We have three operators in Canada, and we work closely with them in partnership with Transport Canada. So we didn’t allow the MAX to become a point of competition or contention. We wanted to make sure that we could bring the aircraft back into service and that we would all agree how we were going to do that. I don’t see variations between Transport Canada, the European Union Aviation Safety Agency, ANAC and FAA, but out of respect for Transport Canada, they will have their say after the Joint Operations Evaluation Board (JOEB) to make sure that we can do entry into service. I think the regulators are holding hands quite well and I don’t see any surprises. The JOEB will figure out what the final determination is for simulator training, and we’re waiting for the service bulletin for the wire separation, which should be right on top of us.
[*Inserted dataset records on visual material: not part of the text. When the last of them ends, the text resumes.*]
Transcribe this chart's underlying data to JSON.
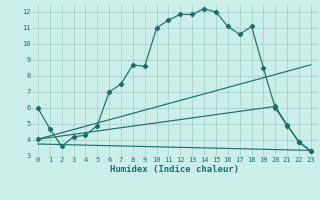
{
  "xlabel": "Humidex (Indice chaleur)",
  "bg_color": "#cceee8",
  "grid_color": "#aad8d0",
  "line_color": "#1a706a",
  "xlim": [
    -0.5,
    23.5
  ],
  "ylim": [
    3,
    12.5
  ],
  "yticks": [
    3,
    4,
    5,
    6,
    7,
    8,
    9,
    10,
    11,
    12
  ],
  "xticks": [
    0,
    1,
    2,
    3,
    4,
    5,
    6,
    7,
    8,
    9,
    10,
    11,
    12,
    13,
    14,
    15,
    16,
    17,
    18,
    19,
    20,
    21,
    22,
    23
  ],
  "curve1_x": [
    0,
    1,
    2,
    3,
    4,
    5,
    6,
    7,
    8,
    9,
    10,
    11,
    12,
    13,
    14,
    15,
    16,
    17,
    18,
    19,
    20,
    21,
    22,
    23
  ],
  "curve1_y": [
    6.0,
    4.7,
    3.6,
    4.2,
    4.3,
    4.9,
    7.0,
    7.5,
    8.7,
    8.6,
    11.0,
    11.5,
    11.85,
    11.85,
    12.2,
    12.0,
    11.1,
    10.6,
    11.1,
    8.5,
    6.0,
    4.9,
    3.9,
    3.3
  ],
  "curve2_x": [
    0,
    23
  ],
  "curve2_y": [
    4.05,
    8.7
  ],
  "curve3_x": [
    0,
    23
  ],
  "curve3_y": [
    3.75,
    3.35
  ],
  "curve4_x": [
    0,
    20,
    21,
    22,
    23
  ],
  "curve4_y": [
    4.05,
    6.1,
    4.95,
    3.85,
    3.3
  ]
}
We’re still planning for entry into service late fourth-quarter 2020. We have full confidence in the aircraft, and we’re prepared for it. We’re ready to bring those 13 aircraft back. They dovetail perfectly into the 787 level of service and product, and the reconfiguration of the interiors. So it helps us from a fleet-age standpoint. And quite honestly, it helps us reevaluate our fleet plan over the long term. So we’re eager, we’re anxious and we’re optimistic.
What’s your take on the rest of 2020 and 2021?
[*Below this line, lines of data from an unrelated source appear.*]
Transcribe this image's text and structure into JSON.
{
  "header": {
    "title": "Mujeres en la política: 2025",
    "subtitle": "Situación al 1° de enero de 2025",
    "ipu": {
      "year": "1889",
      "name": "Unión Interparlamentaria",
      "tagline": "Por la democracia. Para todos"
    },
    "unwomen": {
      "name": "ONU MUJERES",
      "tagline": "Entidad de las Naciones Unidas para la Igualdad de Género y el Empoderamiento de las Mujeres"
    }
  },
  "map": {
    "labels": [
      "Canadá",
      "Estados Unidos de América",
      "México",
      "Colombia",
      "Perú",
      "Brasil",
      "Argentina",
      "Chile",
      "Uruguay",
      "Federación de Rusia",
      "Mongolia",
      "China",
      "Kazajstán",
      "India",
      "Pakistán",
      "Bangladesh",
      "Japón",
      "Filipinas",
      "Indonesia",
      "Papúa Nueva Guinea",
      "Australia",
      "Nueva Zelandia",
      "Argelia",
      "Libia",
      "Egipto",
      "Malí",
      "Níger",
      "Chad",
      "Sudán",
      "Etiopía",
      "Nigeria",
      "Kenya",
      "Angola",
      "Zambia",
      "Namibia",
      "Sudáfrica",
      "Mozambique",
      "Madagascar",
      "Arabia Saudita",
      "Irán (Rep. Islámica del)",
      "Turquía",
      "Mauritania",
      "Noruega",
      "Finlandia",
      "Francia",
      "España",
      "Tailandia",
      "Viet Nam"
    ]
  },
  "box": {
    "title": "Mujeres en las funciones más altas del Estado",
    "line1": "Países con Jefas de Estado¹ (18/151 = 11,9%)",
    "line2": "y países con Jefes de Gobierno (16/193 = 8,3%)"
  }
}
We’re all seeing the same degradation of revenue per available seat-mile, and it becomes even more important as we get back to full service. We’re planning on doubling July over what we did in June, even though we are struggling with borders and not being able to get away from quarantines. Cancellation rates are remaining stable. This is going to be a month-by-month exercise that we will go through until we get back to some resemblance of what we were pre-COVID. I think many are targeting 12-18 months from now, somewhere around 80% of what pre-COVID was. Our speculation is much in line with that.
So WestJet is not planning on parting out any aircraft?
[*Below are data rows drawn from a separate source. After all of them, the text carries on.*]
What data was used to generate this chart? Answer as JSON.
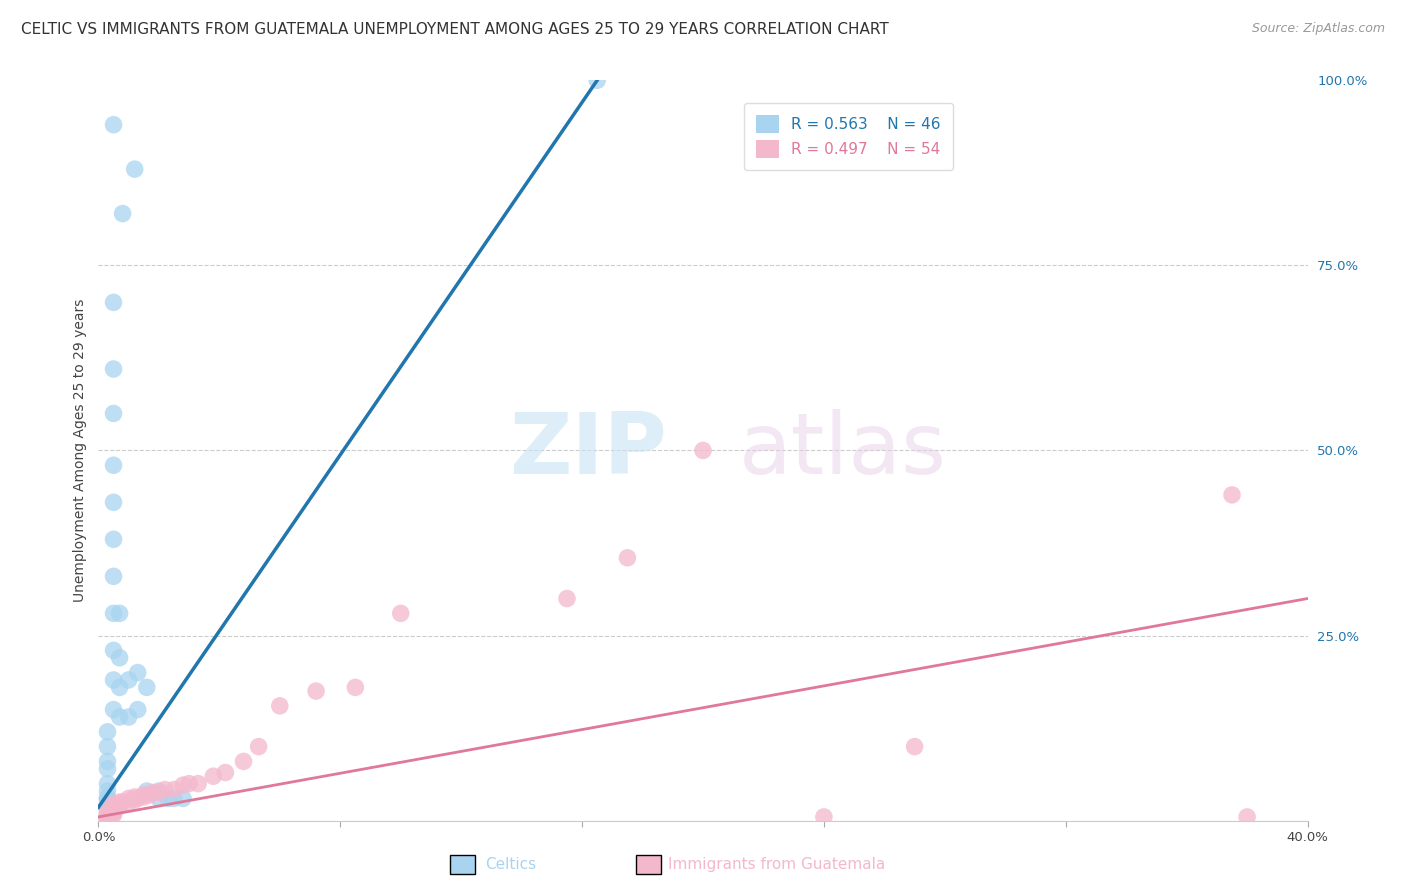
{
  "title": "CELTIC VS IMMIGRANTS FROM GUATEMALA UNEMPLOYMENT AMONG AGES 25 TO 29 YEARS CORRELATION CHART",
  "source": "Source: ZipAtlas.com",
  "ylabel": "Unemployment Among Ages 25 to 29 years",
  "xmin": 0.0,
  "xmax": 0.4,
  "ymin": 0.0,
  "ymax": 1.0,
  "celtics_color": "#a8d4f0",
  "celtics_line_color": "#2176ae",
  "guatemala_color": "#f4b8cc",
  "guatemala_line_color": "#e07898",
  "legend_R1": "R = 0.563",
  "legend_N1": "N = 46",
  "legend_R2": "R = 0.497",
  "legend_N2": "N = 54",
  "watermark_zip": "ZIP",
  "watermark_atlas": "atlas",
  "celtics_x": [
    0.005,
    0.012,
    0.008,
    0.005,
    0.005,
    0.005,
    0.005,
    0.005,
    0.005,
    0.005,
    0.005,
    0.005,
    0.005,
    0.005,
    0.003,
    0.003,
    0.003,
    0.003,
    0.003,
    0.003,
    0.003,
    0.003,
    0.003,
    0.007,
    0.007,
    0.007,
    0.007,
    0.01,
    0.01,
    0.013,
    0.013,
    0.016,
    0.016,
    0.02,
    0.02,
    0.023,
    0.025,
    0.028,
    0.003,
    0.003,
    0.003,
    0.003,
    0.003,
    0.165,
    0.003,
    0.003
  ],
  "celtics_y": [
    0.94,
    0.88,
    0.82,
    0.7,
    0.61,
    0.55,
    0.48,
    0.43,
    0.38,
    0.33,
    0.28,
    0.23,
    0.19,
    0.15,
    0.12,
    0.1,
    0.08,
    0.07,
    0.05,
    0.04,
    0.03,
    0.03,
    0.02,
    0.28,
    0.22,
    0.18,
    0.14,
    0.19,
    0.14,
    0.2,
    0.15,
    0.18,
    0.04,
    0.04,
    0.03,
    0.03,
    0.03,
    0.03,
    0.03,
    0.02,
    0.02,
    0.02,
    0.01,
    1.0,
    0.005,
    0.005
  ],
  "guatemala_x": [
    0.003,
    0.003,
    0.003,
    0.003,
    0.003,
    0.003,
    0.003,
    0.003,
    0.003,
    0.003,
    0.003,
    0.003,
    0.003,
    0.005,
    0.005,
    0.005,
    0.005,
    0.005,
    0.005,
    0.005,
    0.007,
    0.007,
    0.007,
    0.008,
    0.01,
    0.01,
    0.012,
    0.012,
    0.013,
    0.015,
    0.015,
    0.017,
    0.018,
    0.02,
    0.022,
    0.025,
    0.028,
    0.03,
    0.033,
    0.038,
    0.042,
    0.048,
    0.053,
    0.06,
    0.072,
    0.085,
    0.1,
    0.155,
    0.175,
    0.2,
    0.24,
    0.27,
    0.375,
    0.38
  ],
  "guatemala_y": [
    0.003,
    0.003,
    0.003,
    0.003,
    0.003,
    0.003,
    0.003,
    0.003,
    0.003,
    0.005,
    0.008,
    0.01,
    0.012,
    0.008,
    0.01,
    0.012,
    0.015,
    0.018,
    0.02,
    0.022,
    0.02,
    0.022,
    0.025,
    0.025,
    0.025,
    0.03,
    0.028,
    0.032,
    0.03,
    0.032,
    0.035,
    0.035,
    0.038,
    0.038,
    0.042,
    0.042,
    0.048,
    0.05,
    0.05,
    0.06,
    0.065,
    0.08,
    0.1,
    0.155,
    0.175,
    0.18,
    0.28,
    0.3,
    0.355,
    0.5,
    0.005,
    0.1,
    0.44,
    0.005
  ],
  "celtics_line_x0": 0.0,
  "celtics_line_y0": 0.018,
  "celtics_line_x1": 0.165,
  "celtics_line_y1": 1.0,
  "guatemala_line_x0": 0.0,
  "guatemala_line_y0": 0.005,
  "guatemala_line_x1": 0.4,
  "guatemala_line_y1": 0.3,
  "title_fontsize": 11,
  "source_fontsize": 9,
  "label_fontsize": 10,
  "tick_fontsize": 9.5,
  "legend_fontsize": 11
}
No. I will tell you what we did from a liquidity and cost-savings standpoint. My tech ops team immediately went in and we footprinted what aircraft would need for heavy maintenance. We predicted how many aircraft were going to be hard-parked and what we would need to fly our schedule through the summer. And then we started moving those heavy checks around to avoid costs. The team did the same thing with green time on engines. The last thing I wanted to be doing was sending engines off for overhauls and incurring LLP costs and then to go park aircraft. We were quick to do that. What we don’t want to do is get caught, because at some point, from an operator standpoint, I need to be able to keep up with what I think is pent-up demand. And as we continue to publish more aggressive schedules, the operations team can’t be the impediment to growth, right? So we will slowly start trickling some aircraft back into heavy maintenance, and we will slowly start sending aircraft engines off to overhaul.
Which MRO vendors do you use? Are most in Canada?
A huge partner is Kelowna Flightcraft, but we have contracts with all of the major MROs, and we have the ability to go to and from, but the Canadian-U.S. exchange rate does affect us, so we tend to use Canadian providers if we can. If the exchange rate should change, we would have to look at that.